写真提供/時事通信社
OECDが調査したデータに興味深いものがある。各国の“正社員”の「解雇の難しさ」だ。数字が大きいほど難しくなる指数だが、デンマーク1・20、イギリス1・40、アメリカ1・67に対して、日本は3・80と倍以上になっている。またOECDは、「日本はOECD諸国の中で実質的に最も解雇規制が厳しい国のひとつ」「正規雇用への保護が手厚すぎる」と指摘している。
景気が悪くなれば、非正規社員が大量解雇され、社会問題化したのが、この10年だった。だが、経営が悪化しても正規社員の大量解雇は耳にしない。一度、正規社員として採用されれば、よほどのことがない限り解雇はされないのが、日本企業の正規社員なのだ。なぜなら日本では、正規社員を解雇することは、極めて難しいからである。
なぜ難しいのか。解雇するには、企業にとってかなりハードルの高い4つの要件をクリアしなければならないからだ。これが「整理解雇の4要件」(左表参照)。戦後の様々な労働裁判の判例が次第にまとめられ、4つの要件に絞り込まれた。この要件を満たしていなければ、解雇しても裁判では負けてしまうのである。どうしてこんな厳しい要件があるのか。社会保険労務士の園田雅江さんはその背景を語る。
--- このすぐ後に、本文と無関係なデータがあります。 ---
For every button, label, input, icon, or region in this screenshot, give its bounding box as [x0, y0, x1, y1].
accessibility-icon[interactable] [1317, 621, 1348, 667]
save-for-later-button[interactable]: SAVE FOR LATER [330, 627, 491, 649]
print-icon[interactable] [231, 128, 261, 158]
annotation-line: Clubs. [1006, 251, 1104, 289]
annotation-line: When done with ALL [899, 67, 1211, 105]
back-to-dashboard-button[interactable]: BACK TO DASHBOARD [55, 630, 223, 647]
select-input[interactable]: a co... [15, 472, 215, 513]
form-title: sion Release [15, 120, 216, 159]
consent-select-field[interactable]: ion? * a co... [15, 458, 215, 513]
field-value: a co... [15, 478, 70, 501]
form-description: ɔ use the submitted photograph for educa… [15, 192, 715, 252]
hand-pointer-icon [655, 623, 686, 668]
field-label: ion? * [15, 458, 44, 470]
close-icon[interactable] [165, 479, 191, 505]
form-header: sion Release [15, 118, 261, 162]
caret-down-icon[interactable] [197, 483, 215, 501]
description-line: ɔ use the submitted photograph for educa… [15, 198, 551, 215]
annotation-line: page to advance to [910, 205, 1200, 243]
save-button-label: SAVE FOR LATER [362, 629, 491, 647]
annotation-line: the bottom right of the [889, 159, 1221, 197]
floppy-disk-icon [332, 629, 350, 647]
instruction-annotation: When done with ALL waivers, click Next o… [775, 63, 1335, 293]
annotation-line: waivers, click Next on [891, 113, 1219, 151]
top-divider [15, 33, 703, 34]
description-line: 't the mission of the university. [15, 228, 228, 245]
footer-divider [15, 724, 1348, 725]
「日本の労働法は、労働者から搾取する使用者が多かった時代に、工場労働者を守る目的で整備されたんです。だから、基本的に労働者に極めてやさしい。労働者は弱い立場なので、その権利を守る形になっているんです」
さらに戦後、多くの労働争議が起こり、昭和30年代には解雇権を乱用できない方向性が確立した。解雇できないとなると、企業は採用に慎重にならざるを得ない。それが、解雇しにくい正規社員ではなく、解雇しやすい非正規雇用の増加につながった。
アメリカでは正規社員の解雇が容易な分、非正規雇用比率は主要国で最も低い。また、失業期間も短い。どちらがいいか、なかなか難しい問題なのである。